Defense mechanisms involved in disease resistance of grafted vegetables

Authors: GUAN, WENJING - University Of Florida; ZHAO, XIN - University Of Florida; HASSELL, RICHARD - Clemson University; Thies, Judy

Submitted to: HortScience
Publication Type: Peer Reviewed Journal
Publication Acceptance Date: 12/14/2011
Publication Date: 2/1/2012
Citation: Guan, W., Zhao, X., Hassell, R., Thies, J.A. 2012. Defense mechanisms involved in disease resistance of grafted vegetables. HortScience. 47(2):164-170.

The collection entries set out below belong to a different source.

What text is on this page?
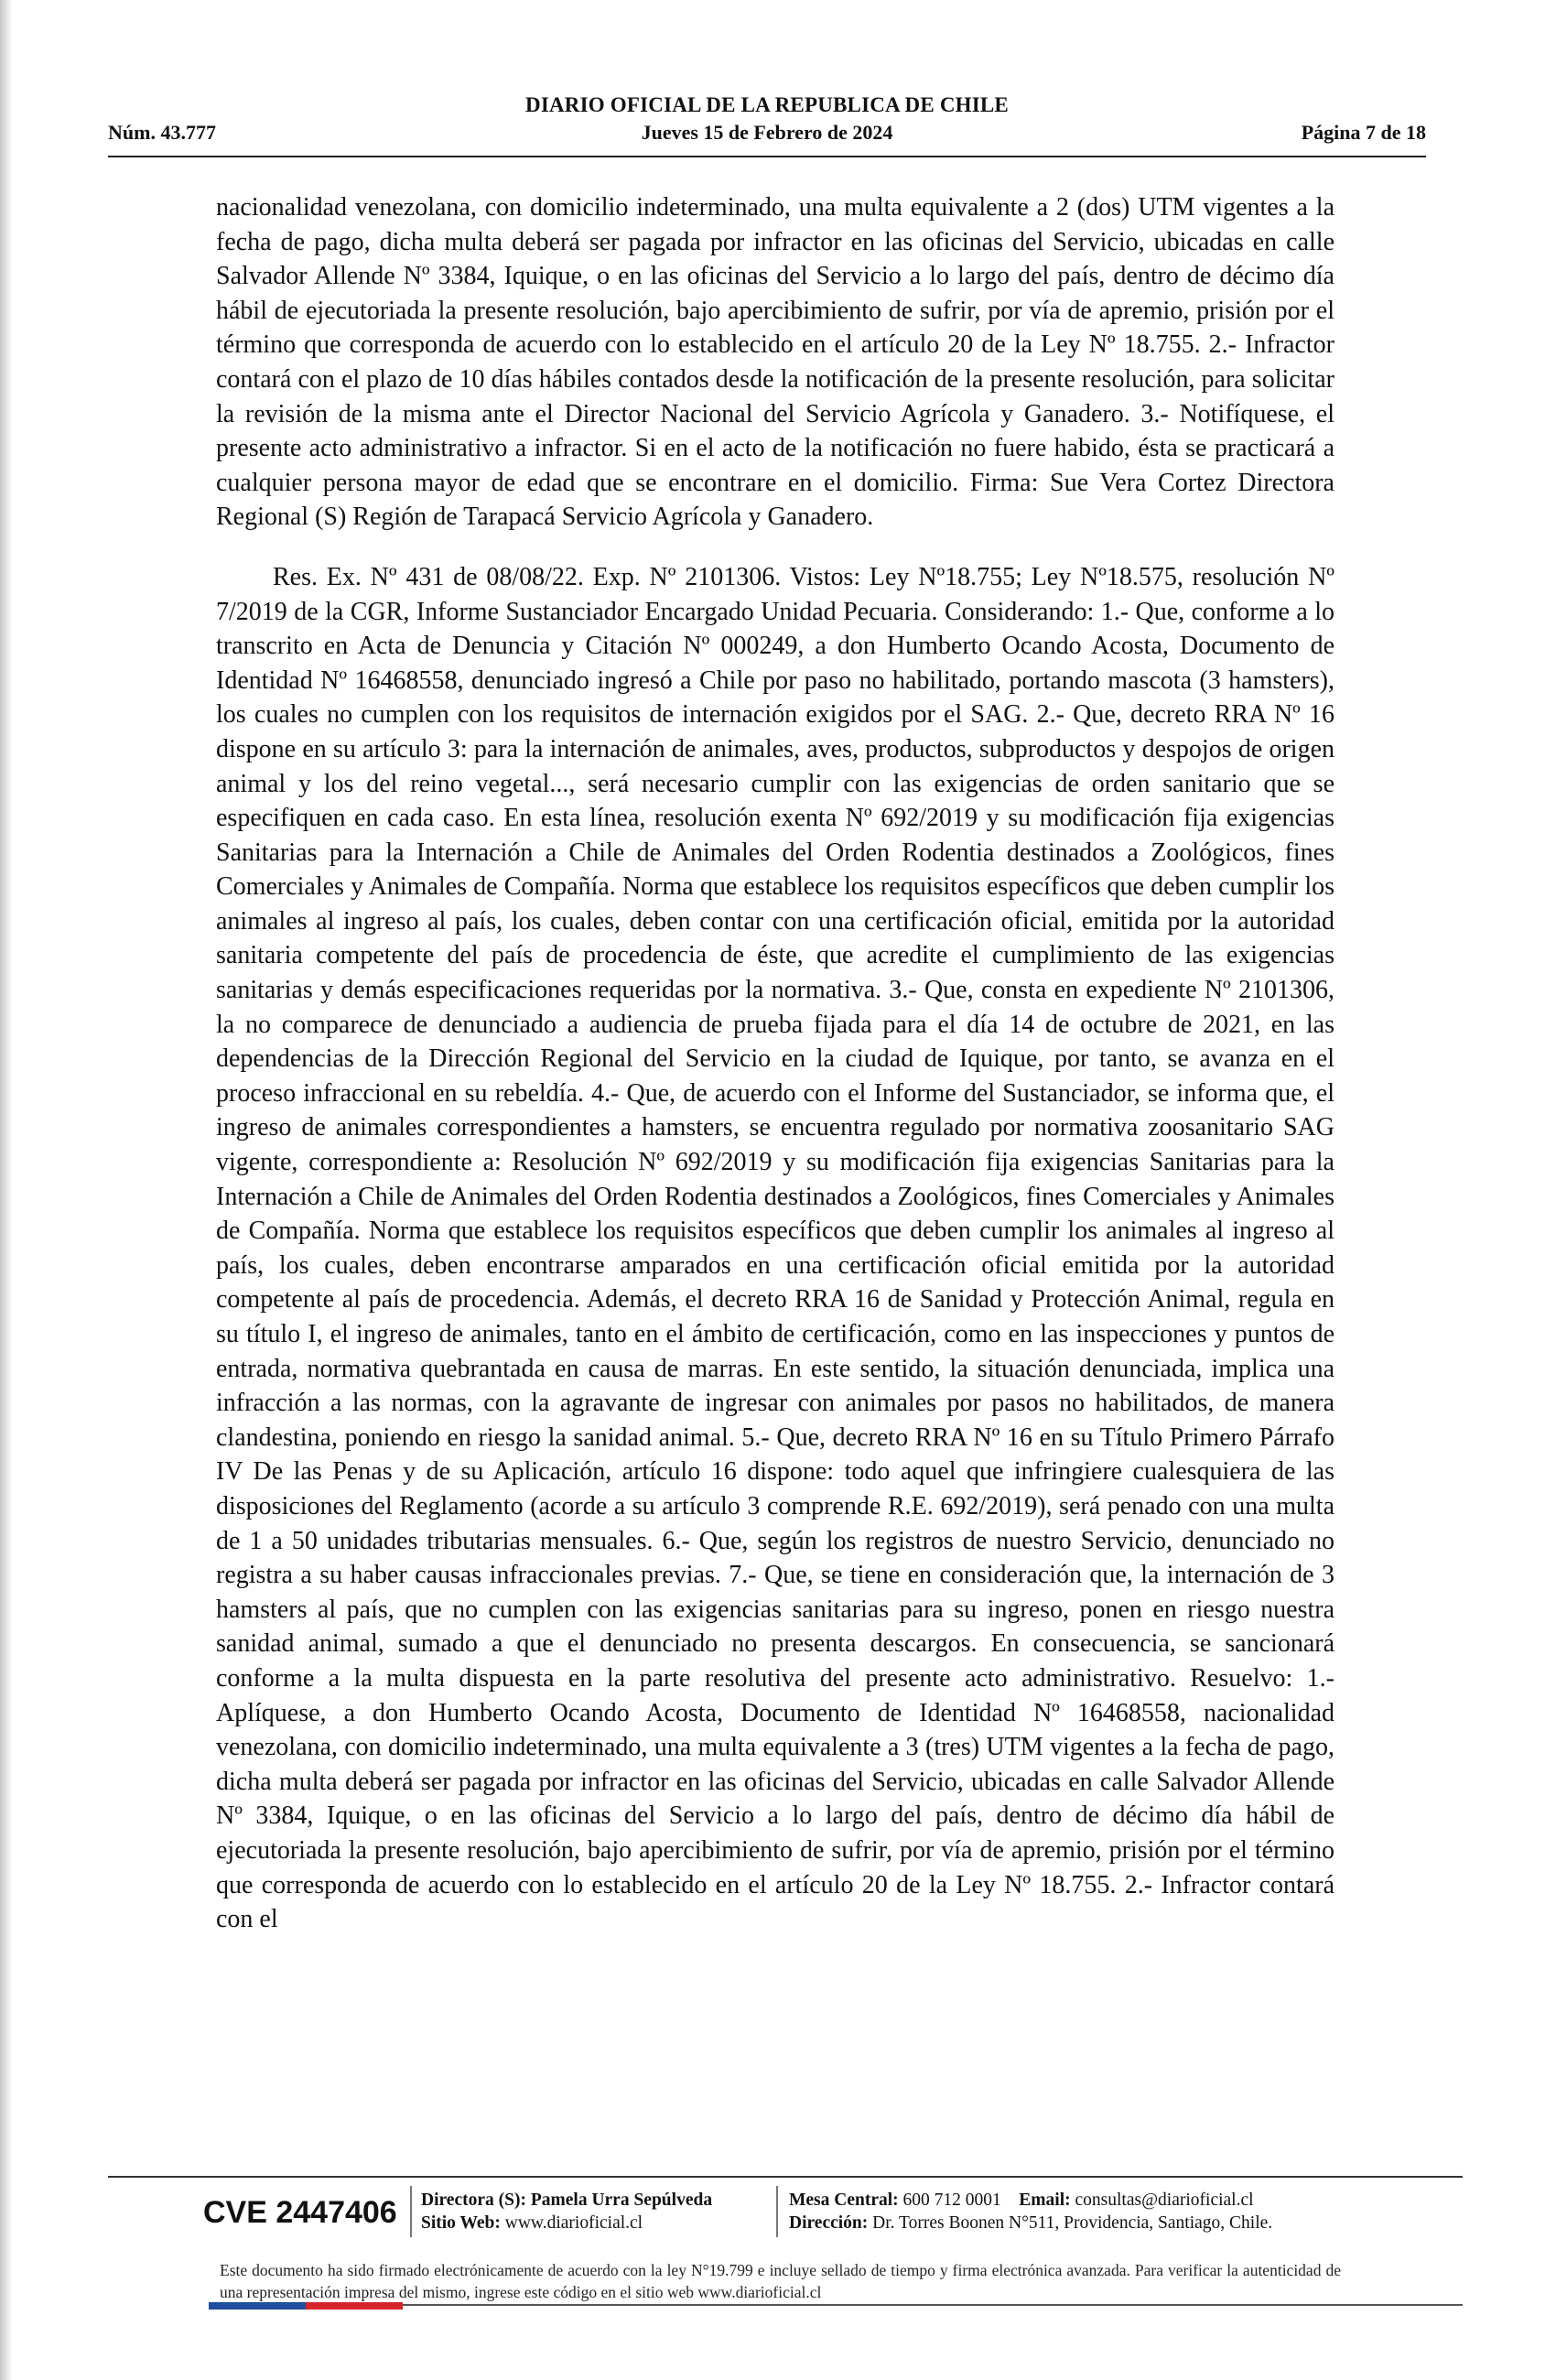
DIARIO OFICIAL DE LA REPUBLICA DE CHILE
Núm. 43.777	Jueves 15 de Febrero de 2024	Página 7 de 18

nacionalidad venezolana, con domicilio indeterminado, una multa equivalente a 2 (dos) UTM vigentes a la fecha de pago, dicha multa deberá ser pagada por infractor en las oficinas del Servicio, ubicadas en calle Salvador Allende Nº 3384, Iquique, o en las oficinas del Servicio a lo largo del país, dentro de décimo día hábil de ejecutoriada la presente resolución, bajo apercibimiento de sufrir, por vía de apremio, prisión por el término que corresponda de acuerdo con lo establecido en el artículo 20 de la Ley Nº 18.755. 2.- Infractor contará con el plazo de 10 días hábiles contados desde la notificación de la presente resolución, para solicitar la revisión de la misma ante el Director Nacional del Servicio Agrícola y Ganadero. 3.- Notifíquese, el presente acto administrativo a infractor. Si en el acto de la notificación no fuere habido, ésta se practicará a cualquier persona mayor de edad que se encontrare en el domicilio. Firma: Sue Vera Cortez Directora Regional (S) Región de Tarapacá Servicio Agrícola y Ganadero.

Res. Ex. Nº 431 de 08/08/22. Exp. Nº 2101306. Vistos: Ley Nº18.755; Ley Nº18.575, resolución Nº 7/2019 de la CGR, Informe Sustanciador Encargado Unidad Pecuaria. Considerando: 1.- Que, conforme a lo transcrito en Acta de Denuncia y Citación Nº 000249, a don Humberto Ocando Acosta, Documento de Identidad Nº 16468558, denunciado ingresó a Chile por paso no habilitado, portando mascota (3 hamsters), los cuales no cumplen con los requisitos de internación exigidos por el SAG. 2.- Que, decreto RRA Nº 16 dispone en su artículo 3: para la internación de animales, aves, productos, subproductos y despojos de origen animal y los del reino vegetal..., será necesario cumplir con las exigencias de orden sanitario que se especifiquen en cada caso. En esta línea, resolución exenta Nº 692/2019 y su modificación fija exigencias Sanitarias para la Internación a Chile de Animales del Orden Rodentia destinados a Zoológicos, fines Comerciales y Animales de Compañía. Norma que establece los requisitos específicos que deben cumplir los animales al ingreso al país, los cuales, deben contar con una certificación oficial, emitida por la autoridad sanitaria competente del país de procedencia de éste, que acredite el cumplimiento de las exigencias sanitarias y demás especificaciones requeridas por la normativa. 3.- Que, consta en expediente Nº 2101306, la no comparece de denunciado a audiencia de prueba fijada para el día 14 de octubre de 2021, en las dependencias de la Dirección Regional del Servicio en la ciudad de Iquique, por tanto, se avanza en el proceso infraccional en su rebeldía. 4.- Que, de acuerdo con el Informe del Sustanciador, se informa que, el ingreso de animales correspondientes a hamsters, se encuentra regulado por normativa zoosanitario SAG vigente, correspondiente a: Resolución Nº 692/2019 y su modificación fija exigencias Sanitarias para la Internación a Chile de Animales del Orden Rodentia destinados a Zoológicos, fines Comerciales y Animales de Compañía. Norma que establece los requisitos específicos que deben cumplir los animales al ingreso al país, los cuales, deben encontrarse amparados en una certificación oficial emitida por la autoridad competente al país de procedencia. Además, el decreto RRA 16 de Sanidad y Protección Animal, regula en su título I, el ingreso de animales, tanto en el ámbito de certificación, como en las inspecciones y puntos de entrada, normativa quebrantada en causa de marras. En este sentido, la situación denunciada, implica una infracción a las normas, con la agravante de ingresar con animales por pasos no habilitados, de manera clandestina, poniendo en riesgo la sanidad animal. 5.- Que, decreto RRA Nº 16 en su Título Primero Párrafo IV De las Penas y de su Aplicación, artículo 16 dispone: todo aquel que infringiere cualesquiera de las disposiciones del Reglamento (acorde a su artículo 3 comprende R.E. 692/2019), será penado con una multa de 1 a 50 unidades tributarias mensuales. 6.- Que, según los registros de nuestro Servicio, denunciado no registra a su haber causas infraccionales previas. 7.- Que, se tiene en consideración que, la internación de 3 hamsters al país, que no cumplen con las exigencias sanitarias para su ingreso, ponen en riesgo nuestra sanidad animal, sumado a que el denunciado no presenta descargos. En consecuencia, se sancionará conforme a la multa dispuesta en la parte resolutiva del presente acto administrativo. Resuelvo: 1.- Aplíquese, a don Humberto Ocando Acosta, Documento de Identidad Nº 16468558, nacionalidad venezolana, con domicilio indeterminado, una multa equivalente a 3 (tres) UTM vigentes a la fecha de pago, dicha multa deberá ser pagada por infractor en las oficinas del Servicio, ubicadas en calle Salvador Allende Nº 3384, Iquique, o en las oficinas del Servicio a lo largo del país, dentro de décimo día hábil de ejecutoriada la presente resolución, bajo apercibimiento de sufrir, por vía de apremio, prisión por el término que corresponda de acuerdo con lo establecido en el artículo 20 de la Ley Nº 18.755. 2.- Infractor contará con el

CVE 2447406 Directora (S): Pamela Urra Sepúlveda
Sitio Web: www.diarioficial.cl
Mesa Central: 600 712 0001 Email: consultas@diarioficial.cl
Dirección: Dr. Torres Boonen N°511, Providencia, Santiago, Chile.
Este documento ha sido firmado electrónicamente de acuerdo con la ley N°19.799 e incluye sellado de tiempo y firma electrónica avanzada. Para verificar la autenticidad de una representación impresa del mismo, ingrese este código en el sitio web www.diarioficial.cl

Interpretive Summary: Soil-borne diseases and nematodes cause significant losses to vegetable production in the United States and throughout the world. Until recently, methyl bromide was used as the primary method for controlling soil-borne diseases, nematodes, and other pests in vegetable crop production. However, methyl bromide was banned from production in the United States in 2005 under the Montreal Protocol. Thus, new technologies for controlling diseases and nematode are urgently needed. Grafting vegetable crops onto resistant rootstocks has proven to be an effective strategy to control a variety of soil-borne diseases and root-knot nematodes in the cucurbit (melon, squash, and cucumber family) and in the tomato, pepper, and eggplant family. Grafting also improves nutrient uptake in plants and may be involved in defense of plant diseases. This paper discusses the use of grafting for disease control in vegetable crops and ways that grafting may increase resistance to diseases and nematodes in vegetable crops. Grafting technology is considered an important and innovative practice of integrated pest management and a promising alternative for soil fumigants such as methyl bromide in vegetable production.

Technical Abstract: Vegetable grafting with resistant rootstocks is an effective strategy to control a variety of soil-borne diseases and root-knot nematodes in the Cucurbitaceae and Solanaceae. In addition, improved resistance to some foliar diseases and viruses has also been reported in grafted plants. Hence, grafting technology is considered an important and innovative practice of integrated pest management and a promising alternative for soil fumigants in vegetable production. Inherent resistance within rootstocks and improved plant nutrient uptake are generally suggested as the main reasons for improved disease performance in grafted vegetables. However, increasing evidence indicated that systemic defense mechanisms may also play an important role in plant defense as a result of grafting. This review analyzes current literature on the utilization of grafting techniques for disease management in vegetable crops, discusses potential mechanisms associated with grafting-conferred plant defense, and identifies needs for future research to promote more effective and efficient use of grafting technology to support sustainable vegetable production.